É correta a decisão da USP de adotar sistema de reserva de vagas pelo Enem?
NÃO
A universidade "série B"
Marcelo Rede - FSP
A USP vive uma contradição atroz. Sofre pressões para se manter como a
melhor universidade brasileira, liderar a produção acadêmica e brilhar
nas classificações internacionais. Com seus 90 mil alunos e apenas 80
anos, precisa destacar-se em uma corrida liderada por instituições bem
menores, mais estruturadas e ricas, com séculos de história, como
Harvard, nos Estados Unidos, ou Oxford, no Reino Unido.

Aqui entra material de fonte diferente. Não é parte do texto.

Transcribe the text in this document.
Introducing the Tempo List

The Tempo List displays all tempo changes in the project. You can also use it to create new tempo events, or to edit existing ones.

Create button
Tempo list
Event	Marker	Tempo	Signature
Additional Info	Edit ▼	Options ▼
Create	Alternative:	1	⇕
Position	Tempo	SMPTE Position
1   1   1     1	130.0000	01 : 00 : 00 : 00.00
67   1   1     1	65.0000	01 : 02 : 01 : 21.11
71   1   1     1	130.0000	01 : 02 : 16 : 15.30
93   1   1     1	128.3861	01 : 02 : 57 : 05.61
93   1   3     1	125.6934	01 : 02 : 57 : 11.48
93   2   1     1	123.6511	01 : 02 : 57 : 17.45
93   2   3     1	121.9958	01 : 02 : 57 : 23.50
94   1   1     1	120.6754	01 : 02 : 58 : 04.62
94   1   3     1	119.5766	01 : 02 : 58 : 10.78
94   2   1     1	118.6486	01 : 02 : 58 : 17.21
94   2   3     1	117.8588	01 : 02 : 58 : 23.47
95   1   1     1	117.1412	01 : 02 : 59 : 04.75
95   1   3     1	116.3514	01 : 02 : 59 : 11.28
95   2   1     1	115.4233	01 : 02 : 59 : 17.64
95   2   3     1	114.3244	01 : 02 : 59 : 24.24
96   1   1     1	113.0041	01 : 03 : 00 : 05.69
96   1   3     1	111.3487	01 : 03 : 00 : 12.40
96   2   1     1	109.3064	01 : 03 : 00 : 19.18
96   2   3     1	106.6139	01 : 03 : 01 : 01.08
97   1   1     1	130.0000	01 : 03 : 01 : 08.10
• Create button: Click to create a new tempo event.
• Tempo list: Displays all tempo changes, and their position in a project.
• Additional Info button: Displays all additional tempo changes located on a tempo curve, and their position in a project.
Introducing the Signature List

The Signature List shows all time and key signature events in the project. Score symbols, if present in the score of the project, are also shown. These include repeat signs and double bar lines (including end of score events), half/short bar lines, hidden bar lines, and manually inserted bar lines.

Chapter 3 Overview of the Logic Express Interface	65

Por outro lado, ela é cobrada a cumprir o seu papel social, dando oportunidades a todos e formando cada vez mais profissionais.
O cálculo eleitoral dos políticos e os movimentos sociais pressionam
para que ela se "democratize" e inclua mais estudantes das escolas
públicas e de camadas mais desfavorecidas da população. Alguns sugerem
mecanismos moderados e lentos de inclusão. Outros clamam por uma
"universidade popular" e até pelo fim do vestibular.
A USP tem administrado essa pressão de modo fragmentado, sem
uniformidade institucional. Prefere agir no varejo, agravando as
diferenças entre suas faculdades.
A USP sempre foi um mosaico desigual, mas decisões equivocadas podem
estar criando dois mundos em uma só universidade. No passado, a USP
comprometeu-se a ampliar a oferta de cursos noturnos. Ideia louvável,
mas, na prática, apenas algumas das faculdades deram sua contribuição,
duplicando turnos e aumentando significativamente o número de
estudantes.
O impacto desigual ocorre também no atual sistema de bônus da Fuvest, o
Inclusp. A intenção seria permitir maior ingresso de alunos de escolas
públicas e dos chamados PPIs --pretos, pardos e indígenas.
Entretanto, o mecanismos é desequilibrado: suficiente para fazer alguns
alunos desfavorecidos passarem nas carreiras menos concorridas, mas
inútil para alavancar os candidatos às carreiras com notas de corte
elevadas. É bom para apresentar estatísticas gerais otimistas, mas
apenas mascara a distorção.
Agora, a USP decidiu por um uso parcial e fragmentado do Enem. E optou
pelo pior caminho: permitiu que cada unidade decidisse pela adesão, ou
não, e indicasse o número de vagas a serem preenchidas.
Algumas faculdades optaram por destinar até 30% de suas vagas ao Enem;
outras nem sequer cogitaram adotar essa modalidade, e continuarão com
100% de suas vagas preenchidas pela Fuvest. Sob o argumento de respeitar
a autonomia das unidades, a reitoria promoveu um salve-se quem puder e
embarcou no Enem depois que as inscrições ao exame já se encerraram.
O próximo passo desse processo poderá ser o debate sobre as cotas
raciais. Se essa temerária pulverização prevalecer, a presente gestão
terá contribuído para criar uma USP de duas cores, separadas pela
fronteira que divide cursos de primeira e de segunda linhas. Assim como
para o Enem, qualquer decisão sobre as cotas deveria ser válida para o
conjunto da universidade.
Caso contrário, o risco é termos uma USP "série A", com cursos diurnos e
integrais, unidades irrigadas por recursos de fundações privadas e
estudantes selecionados por um vestibular mais rigoroso e, de outro
lado, uma "USP do B", com cursos noturnos, faculdades dependentes só do
Orçamento público e alunos recrutados por filtros menos exigentes,
agravados por bônus ou cotas.
Para enfrentar essas disparidades internas e evitar o "cada um por si", a
USP necessita de uma política coerente, que valorize igualmente todas
as áreas, adote sistemas de seleção homogêneos e assegure a todas as
faculdades os meios para uma formação de alta qualidade.
Só assim será justa com todos os candidatos, não importa se prestam medicina ou pedagogia.